Nude Seated
Édouard Vuillard·1903
Historical Context
Nude Seated is an unusual subject within Vuillard's oeuvre, and its relatively private character reflects his discomfort with the female nude as an exhibited genre. While Bonnard made the intimate female nude — specifically his companion Marthe in the bathtub — a central and sustained subject, Vuillard's approach to the nude was more hesitant and occasional. His relationship with the female body in painting was shaped partly by his deeply intimate but apparently non-sexual relationship with his mother and partly by his long associations with women whose domestic and social roles were the primary subjects of his art. The seated pose, rendered with broad, simplified strokes rather than the fine modeling of academic nude painting, suggests a studio study made for personal purposes rather than for exhibition. The Morohashi Museum of Modern Art in Japan, which holds this canvas, reflects the significant Japanese collecting interest in Post-Impressionist European painting that developed in the late twentieth century.
Technical Analysis
The figure is modelled with broad, simplified strokes that define volume without fine detail. The palette is warm and restricted, with ochre and rose flesh tones set against an indeterminate background.
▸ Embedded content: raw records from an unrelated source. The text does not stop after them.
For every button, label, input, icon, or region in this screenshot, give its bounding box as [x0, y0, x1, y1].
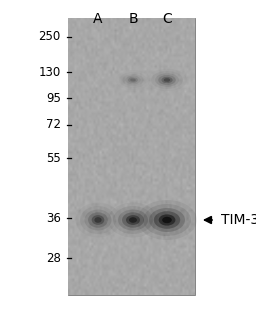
Text: 28: 28: [46, 251, 61, 264]
Text: B: B: [128, 12, 138, 26]
Ellipse shape: [94, 217, 102, 223]
Ellipse shape: [154, 211, 180, 229]
Ellipse shape: [143, 204, 191, 236]
Ellipse shape: [162, 217, 172, 223]
Ellipse shape: [126, 215, 140, 225]
Text: 250: 250: [38, 30, 61, 43]
Ellipse shape: [161, 77, 173, 83]
Ellipse shape: [128, 77, 138, 83]
Ellipse shape: [80, 206, 116, 234]
Ellipse shape: [84, 210, 112, 231]
Ellipse shape: [164, 78, 170, 82]
Ellipse shape: [125, 76, 141, 84]
Text: C: C: [162, 12, 172, 26]
Text: 36: 36: [46, 211, 61, 224]
Ellipse shape: [113, 206, 153, 234]
Ellipse shape: [129, 217, 137, 223]
Ellipse shape: [88, 212, 108, 228]
Text: 95: 95: [46, 91, 61, 104]
Text: A: A: [93, 12, 103, 26]
Ellipse shape: [159, 215, 175, 226]
Bar: [68, 18, 195, 295]
Text: 130: 130: [38, 65, 61, 78]
Ellipse shape: [149, 208, 185, 232]
Ellipse shape: [158, 75, 176, 85]
Ellipse shape: [130, 78, 136, 82]
Ellipse shape: [122, 212, 144, 228]
Ellipse shape: [92, 215, 104, 225]
Text: 72: 72: [46, 118, 61, 131]
Ellipse shape: [137, 200, 197, 240]
Text: TIM-3: TIM-3: [221, 213, 256, 227]
Text: 55: 55: [46, 152, 61, 165]
Ellipse shape: [118, 210, 148, 231]
Ellipse shape: [155, 73, 179, 87]
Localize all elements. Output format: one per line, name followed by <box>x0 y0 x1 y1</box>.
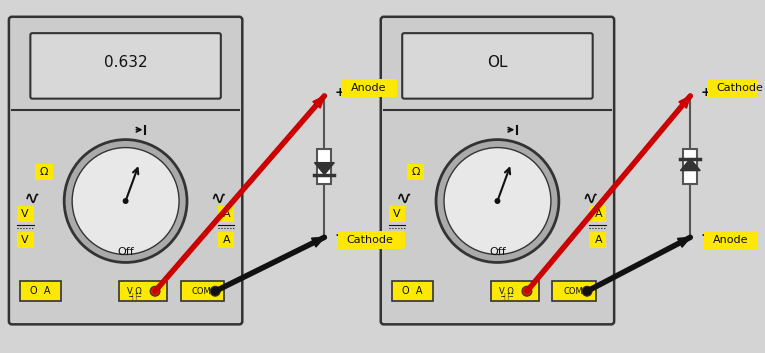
Polygon shape <box>313 96 324 108</box>
Bar <box>35 164 53 180</box>
Text: V: V <box>21 209 28 220</box>
Circle shape <box>210 286 220 296</box>
FancyBboxPatch shape <box>31 33 221 98</box>
Bar <box>389 232 405 248</box>
Circle shape <box>122 198 129 204</box>
Text: Cathode: Cathode <box>716 83 763 93</box>
Bar <box>217 232 234 248</box>
Polygon shape <box>680 159 700 170</box>
Text: A: A <box>223 235 230 245</box>
Text: V: V <box>392 209 400 220</box>
Bar <box>119 281 167 301</box>
Polygon shape <box>314 163 334 174</box>
Text: A: A <box>594 235 602 245</box>
Bar <box>342 79 396 97</box>
Text: V: V <box>392 235 400 245</box>
FancyBboxPatch shape <box>9 17 243 324</box>
Bar <box>20 281 61 301</box>
Bar <box>389 207 405 222</box>
Text: O  A: O A <box>31 286 50 296</box>
Text: 0.632: 0.632 <box>104 55 148 70</box>
Bar <box>552 281 596 301</box>
Bar <box>704 231 759 249</box>
Text: +: + <box>700 86 711 100</box>
Text: Off: Off <box>117 247 134 257</box>
Bar <box>683 149 697 184</box>
Circle shape <box>150 286 160 296</box>
Text: ─┤├─: ─┤├─ <box>500 293 513 300</box>
Circle shape <box>494 198 500 204</box>
Polygon shape <box>311 237 324 247</box>
Polygon shape <box>679 96 690 108</box>
Circle shape <box>522 286 532 296</box>
Text: V: V <box>21 235 28 245</box>
Text: −: − <box>334 228 347 243</box>
Text: O  A: O A <box>402 286 422 296</box>
Text: A: A <box>223 209 230 220</box>
Bar <box>181 281 224 301</box>
Bar <box>17 207 34 222</box>
FancyBboxPatch shape <box>381 17 614 324</box>
Text: A: A <box>594 209 602 220</box>
Text: Cathode: Cathode <box>347 235 393 245</box>
Bar <box>491 281 539 301</box>
Text: COM: COM <box>191 287 211 296</box>
Text: Ω: Ω <box>40 167 48 176</box>
Text: Off: Off <box>489 247 506 257</box>
Text: V Ω: V Ω <box>499 287 513 296</box>
Circle shape <box>64 140 187 262</box>
Bar <box>338 231 402 249</box>
Bar <box>217 207 234 222</box>
Text: OL: OL <box>487 55 508 70</box>
Text: Ω: Ω <box>412 167 420 176</box>
Bar <box>392 281 433 301</box>
Bar <box>317 149 331 184</box>
Text: V Ω: V Ω <box>127 287 142 296</box>
Circle shape <box>436 140 559 262</box>
Text: ─┤├─: ─┤├─ <box>128 293 141 300</box>
Polygon shape <box>678 237 690 247</box>
Text: COM: COM <box>563 287 583 296</box>
Text: +: + <box>334 86 345 100</box>
Bar <box>589 207 606 222</box>
Text: −: − <box>700 228 713 243</box>
Bar <box>407 164 425 180</box>
Circle shape <box>582 286 592 296</box>
Circle shape <box>444 148 551 255</box>
Circle shape <box>72 148 179 255</box>
Text: Anode: Anode <box>713 235 749 245</box>
Text: Anode: Anode <box>351 83 386 93</box>
FancyBboxPatch shape <box>402 33 593 98</box>
Bar <box>708 79 765 97</box>
Bar <box>17 232 34 248</box>
Bar <box>589 232 606 248</box>
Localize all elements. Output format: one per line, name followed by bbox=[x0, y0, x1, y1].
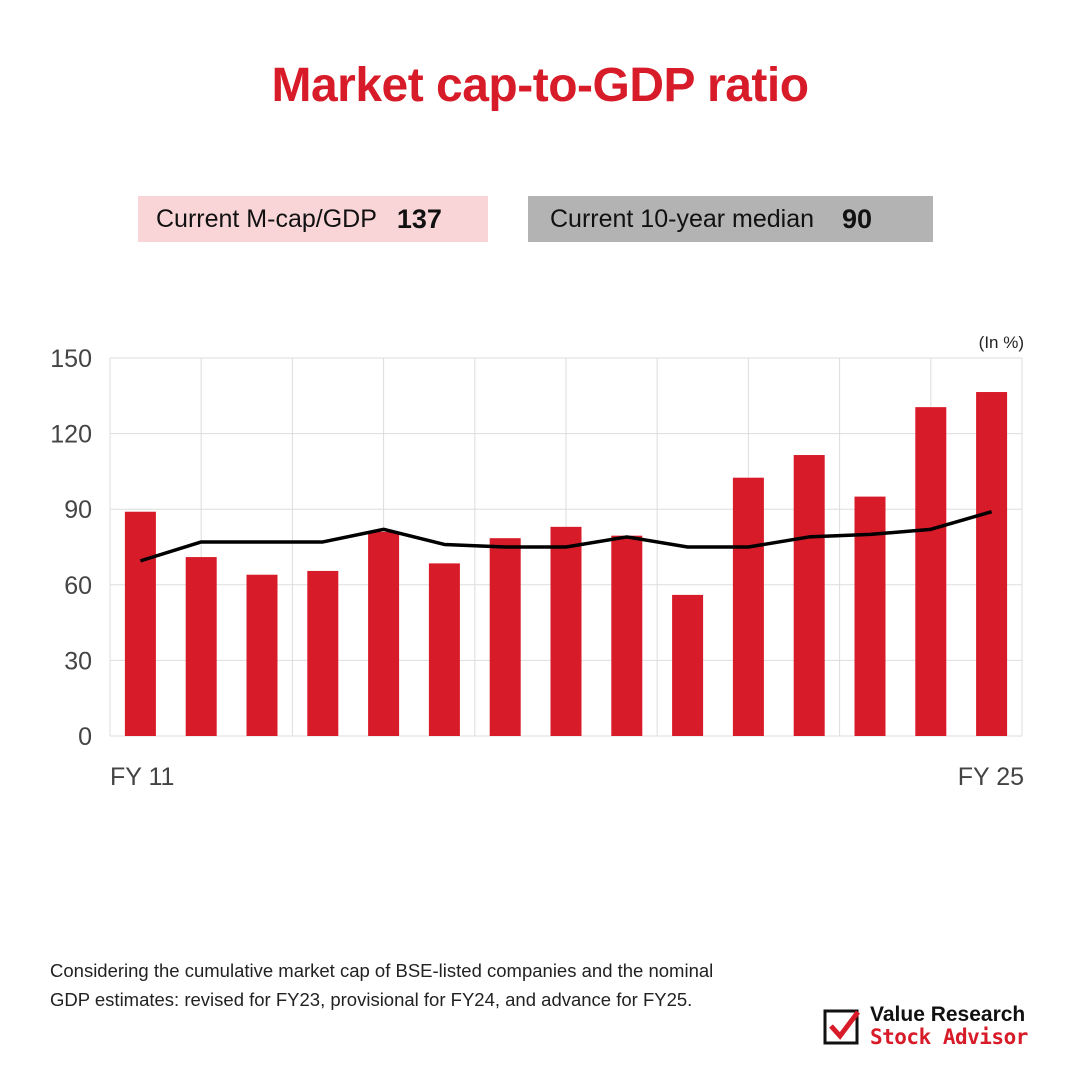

Vuillard maintains his characteristic suppression of sharp tonal contrast, so the figure emerges gradually from the surrounding space rather than asserting itself dramatically.
Look Closer
- ◆The seated nude is embedded in a domestic interior whose wallpaper is as present as she is.
- ◆Vuillard's characteristic pattern-merging causes the figure's back to partially dissolve into.
- ◆Turned slightly away from the viewer, the pose maintains the privacy of the Nabi domestic subject.
- ◆Warm ochre and reddish tones in the room's decor give the nude's flesh an integrated quality.